People were asked if they would be willing to give their consent for this and share their data in anonymised form. In response, 27 per cent said they would never want to share their anonymised data while 35 per cent said they will be willing to do so only in a law-order or an investigation situation. Only 30 per cent citizens said they were willing to share their anonymised data with the government for general purposes.
The kind of concerns that were raised by people included misuse of data for targeting specific communities or people residing in a particular area.
One of the examples cited was targeting around elections in terms of a political party or a candidate being able to find out what people of a particular area were searching on an e-commerce site or on the internet.
According to many respondents, the purpose or objective data should be very clear and specific before such information or consent for such information is sought from them. For instance, if the objective is to improve the government's school education system, the same should be stated beforehand and upfront when the data is sought. Not having to know what the data will be used for in the future creates suspicion according to many citizens.
The Non-Personal Data Policy also proposes that a business that collects user data can sell it to other businesses or a Government body after anonymising it. Citizens were asked if they support such selling of their anonymised data, to which 81 per cent responded in a negative, while only 14 per cent responded in a positive.
Local Circles said this means that only 14 per cent citizens support businesses selling their anonymised data to other businesses and government.

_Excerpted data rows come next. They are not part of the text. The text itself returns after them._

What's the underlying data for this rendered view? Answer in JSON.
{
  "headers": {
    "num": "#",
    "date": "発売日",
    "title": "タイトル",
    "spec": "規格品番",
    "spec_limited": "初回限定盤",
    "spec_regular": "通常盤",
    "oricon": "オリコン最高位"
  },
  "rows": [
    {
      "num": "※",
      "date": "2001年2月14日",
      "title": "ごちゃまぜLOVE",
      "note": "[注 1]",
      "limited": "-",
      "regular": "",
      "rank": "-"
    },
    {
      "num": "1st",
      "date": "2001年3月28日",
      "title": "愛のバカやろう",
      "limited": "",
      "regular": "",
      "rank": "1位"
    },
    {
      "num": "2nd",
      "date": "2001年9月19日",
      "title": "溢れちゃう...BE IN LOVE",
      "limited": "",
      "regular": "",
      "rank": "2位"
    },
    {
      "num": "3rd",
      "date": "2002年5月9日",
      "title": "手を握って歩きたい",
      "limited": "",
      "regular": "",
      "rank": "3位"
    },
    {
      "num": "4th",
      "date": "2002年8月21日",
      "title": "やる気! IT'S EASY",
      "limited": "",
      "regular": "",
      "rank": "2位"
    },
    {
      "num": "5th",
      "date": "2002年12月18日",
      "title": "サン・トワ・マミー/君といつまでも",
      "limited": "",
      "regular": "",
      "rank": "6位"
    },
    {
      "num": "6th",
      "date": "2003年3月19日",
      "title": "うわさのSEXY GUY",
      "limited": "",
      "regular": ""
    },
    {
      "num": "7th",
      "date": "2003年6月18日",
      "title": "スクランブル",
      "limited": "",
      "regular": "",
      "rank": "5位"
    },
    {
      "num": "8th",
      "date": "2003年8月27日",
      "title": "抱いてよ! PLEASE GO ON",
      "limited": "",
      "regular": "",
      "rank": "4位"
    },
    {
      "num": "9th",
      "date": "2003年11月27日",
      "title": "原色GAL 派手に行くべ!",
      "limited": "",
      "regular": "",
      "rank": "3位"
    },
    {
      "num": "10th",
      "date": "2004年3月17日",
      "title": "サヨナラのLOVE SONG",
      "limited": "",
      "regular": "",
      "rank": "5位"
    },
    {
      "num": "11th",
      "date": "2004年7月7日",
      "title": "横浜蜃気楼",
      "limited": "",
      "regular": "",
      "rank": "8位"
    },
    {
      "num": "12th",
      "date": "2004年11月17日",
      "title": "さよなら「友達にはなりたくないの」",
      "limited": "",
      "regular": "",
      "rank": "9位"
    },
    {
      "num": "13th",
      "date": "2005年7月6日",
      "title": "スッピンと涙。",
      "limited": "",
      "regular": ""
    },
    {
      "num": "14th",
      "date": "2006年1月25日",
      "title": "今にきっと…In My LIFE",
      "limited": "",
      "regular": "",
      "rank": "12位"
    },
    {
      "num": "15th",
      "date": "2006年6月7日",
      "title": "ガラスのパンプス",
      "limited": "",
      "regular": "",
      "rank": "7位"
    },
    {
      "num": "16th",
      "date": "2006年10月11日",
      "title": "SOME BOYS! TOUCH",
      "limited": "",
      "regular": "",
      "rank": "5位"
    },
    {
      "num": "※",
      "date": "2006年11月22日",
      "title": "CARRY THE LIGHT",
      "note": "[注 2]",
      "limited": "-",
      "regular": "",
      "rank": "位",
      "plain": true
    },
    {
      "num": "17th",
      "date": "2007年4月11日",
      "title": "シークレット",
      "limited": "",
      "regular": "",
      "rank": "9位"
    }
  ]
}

The big concern here amongst people is that if any organisation especially a business is purchasing aggregate data from another business, there is a high likelihood that it will use it to target communities or groups of individuals with their products and services.

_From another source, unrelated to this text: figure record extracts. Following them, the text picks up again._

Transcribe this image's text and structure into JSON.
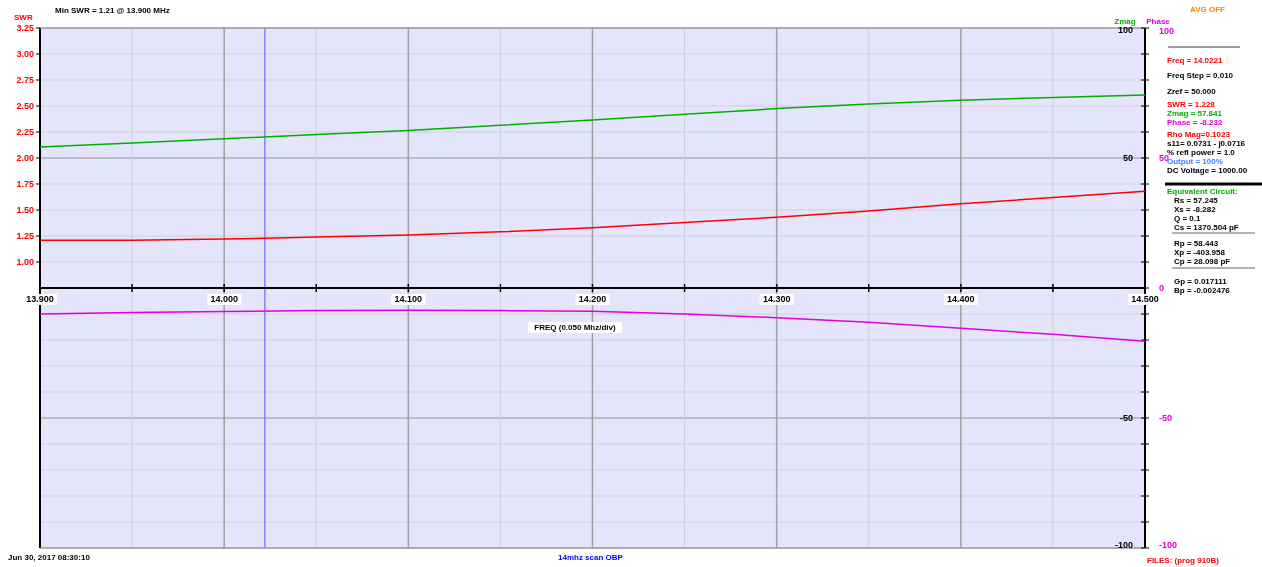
{
  "chart_data": {
    "type": "line",
    "title": "Min SWR =  1.21 @  13.900 MHz",
    "xlabel": "FREQ (0.050 Mhz/div)",
    "x": [
      13.9,
      13.95,
      14.0,
      14.05,
      14.1,
      14.15,
      14.2,
      14.25,
      14.3,
      14.35,
      14.4,
      14.45,
      14.5
    ],
    "series": [
      {
        "name": "SWR",
        "color": "#ff0000",
        "values": [
          1.21,
          1.21,
          1.22,
          1.24,
          1.26,
          1.29,
          1.33,
          1.38,
          1.43,
          1.49,
          1.56,
          1.62,
          1.68
        ]
      },
      {
        "name": "Zmag",
        "color": "#00b000",
        "axis": "y2",
        "values": [
          54.2,
          55.8,
          57.4,
          59,
          60.6,
          62.6,
          64.6,
          66.8,
          69,
          70.8,
          72.2,
          73.3,
          74.2
        ]
      },
      {
        "name": "Phase",
        "color": "#e000e0",
        "axis": "y3",
        "values": [
          -10,
          -9.4,
          -9,
          -8.7,
          -8.6,
          -8.7,
          -8.9,
          -10,
          -11.4,
          -13.2,
          -15.5,
          -17.8,
          -20.5
        ]
      }
    ],
    "xlim": [
      13.9,
      14.5
    ],
    "xticks": [
      {
        "value": 13.9,
        "label": "13.900"
      },
      {
        "value": 13.95,
        "label": null
      },
      {
        "value": 14.0,
        "label": "14.000"
      },
      {
        "value": 14.05,
        "label": null
      },
      {
        "value": 14.1,
        "label": "14.100"
      },
      {
        "value": 14.15,
        "label": null
      },
      {
        "value": 14.2,
        "label": "14.200"
      },
      {
        "value": 14.25,
        "label": null
      },
      {
        "value": 14.3,
        "label": "14.300"
      },
      {
        "value": 14.35,
        "label": null
      },
      {
        "value": 14.4,
        "label": "14.400"
      },
      {
        "value": 14.45,
        "label": null
      },
      {
        "value": 14.5,
        "label": "14.500"
      }
    ],
    "ylim": [
      -1.75,
      3.25
    ],
    "yticks": [
      {
        "value": 1,
        "label": "1.00"
      },
      1.25,
      {
        "value": 1.5,
        "label": "1.50"
      },
      1.75,
      {
        "value": 2,
        "label": "2.00"
      },
      2.25,
      {
        "value": 2.5,
        "label": "2.50"
      },
      2.75,
      {
        "value": 3,
        "label": "3.00"
      },
      3.25
    ],
    "y2lim": [
      -100,
      100
    ],
    "y2ticks": [
      -100,
      -50,
      50,
      100
    ],
    "y3lim": [
      -100,
      100
    ],
    "y3ticks": [
      -100,
      {
        "value": -90,
        "label": null
      },
      {
        "value": -80,
        "label": null
      },
      {
        "value": -70,
        "label": null
      },
      {
        "value": -60,
        "label": null
      },
      -50,
      {
        "value": -40,
        "label": null
      },
      {
        "value": -30,
        "label": null
      },
      {
        "value": -20,
        "label": null
      },
      {
        "value": -10,
        "label": null
      },
      0,
      {
        "value": 10,
        "label": null
      },
      {
        "value": 20,
        "label": null
      },
      {
        "value": 30,
        "label": null
      },
      {
        "value": 40,
        "label": null
      },
      50,
      {
        "value": 60,
        "label": null
      },
      {
        "value": 70,
        "label": null
      },
      {
        "value": 80,
        "label": null
      },
      {
        "value": 90,
        "label": null
      },
      100
    ],
    "grid": true,
    "ref_lines": [
      {
        "axis": "x",
        "value": 14.0221,
        "label": null,
        "color": "#8080ff"
      }
    ],
    "annotations": [
      "AVG OFF",
      "Freq = 14.0221",
      "Freq Step = 0.010",
      "Zref =   50.000",
      "SWR  =    1.228",
      "Zmag =   57.841",
      "Phase =    -8.232",
      "Rho Mag=0.1023",
      "s11= 0.0731 - j0.0716",
      "% refl power =  1.0",
      "Output =  100%",
      "DC Voltage =  1000.00",
      "Equivalent Circuit:",
      "Rs =   57.245",
      "Xs =   -8.282",
      "Q =  0.1",
      "Cs = 1370.504  pF",
      "Rp =   58.443",
      "Xp = -403.958",
      "Cp =   28.098  pF",
      "Gp =  0.017111",
      "Bp = -0.002476",
      "Jun 30, 2017  08:30:10",
      "14mhz scan OBP",
      "FILES:  (prog 910B)"
    ]
  }
}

This will likely mean unsolicited offers, spam and targeted advertising. Hence, a high majority of the 81 per cent people voted against such a possible move. Even if the purchasing organisation was a government department, people are still concerned that such data will ultimately be misused and reach businesses.

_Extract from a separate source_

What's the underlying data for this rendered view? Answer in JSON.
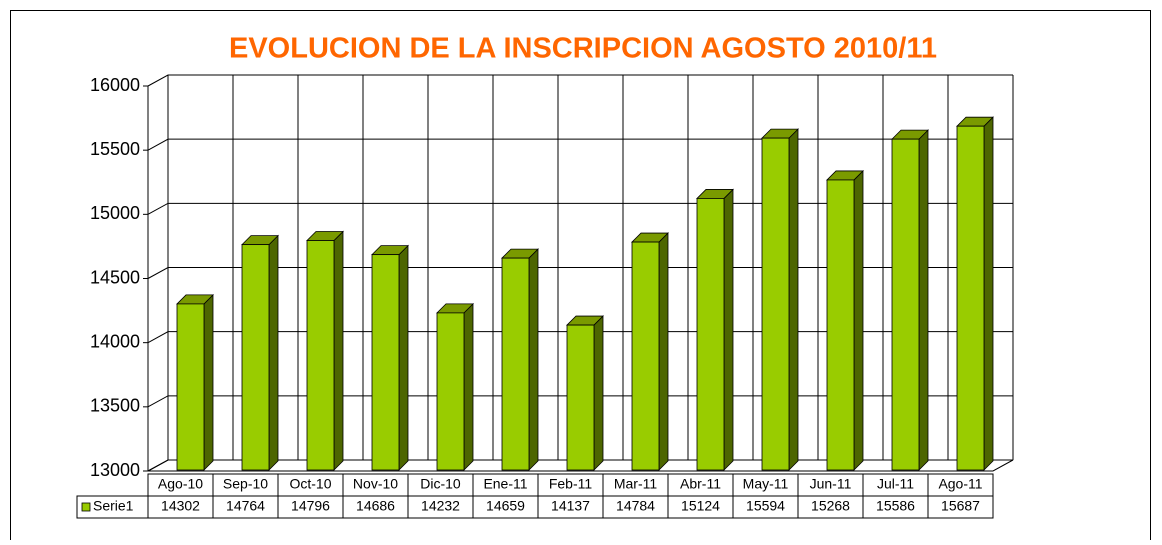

The draft Non-Personal Data policy mandates that a business must sell their customers' anonymised data to other businesses or government if they are willing to purchase the same. The final question asked how such a clause will impact businesses. 19 per cent said it will help large and heavily funded businesses only, 35 per cent said it will help large and heavily funded businesses and the government, 20 per cent said it will help businesses of all sizes, while 26 per cent were not sure what would happen.
This is one of the most important inputs from startups and MSMEs where they believe that while such a policy may have a stated objective of helping small businesses, it will likely do the opposite if the aggregate data of businesses is requested to or sold by the business as a revenue stream for a price.
Many startups and MSMEs believe that this will lead to one large company buying aggregate data of another large company while small businesses struggle to make ends meet. Most small businesses, be it an Indian startup or an MSME will find it extremely difficult in majority of the cases to pay high prices for such data.
Large companies also in some cases are likely to resist selling their data if its core to their business model, leading to rejection of the data request or going to court.
In the next question, businesses were asked that before the Government mandates businesses to share their aggregate anonymised data, should the Government mandatorily share its aggregate anonymised data like municipal, health, traffic, water, environment, court pendencies, etc, so innovators can build new value added services upon them. 72 per cent answered in a 'yes', while 16 per cent said the businesses should do it first. 12 per cent were unsure.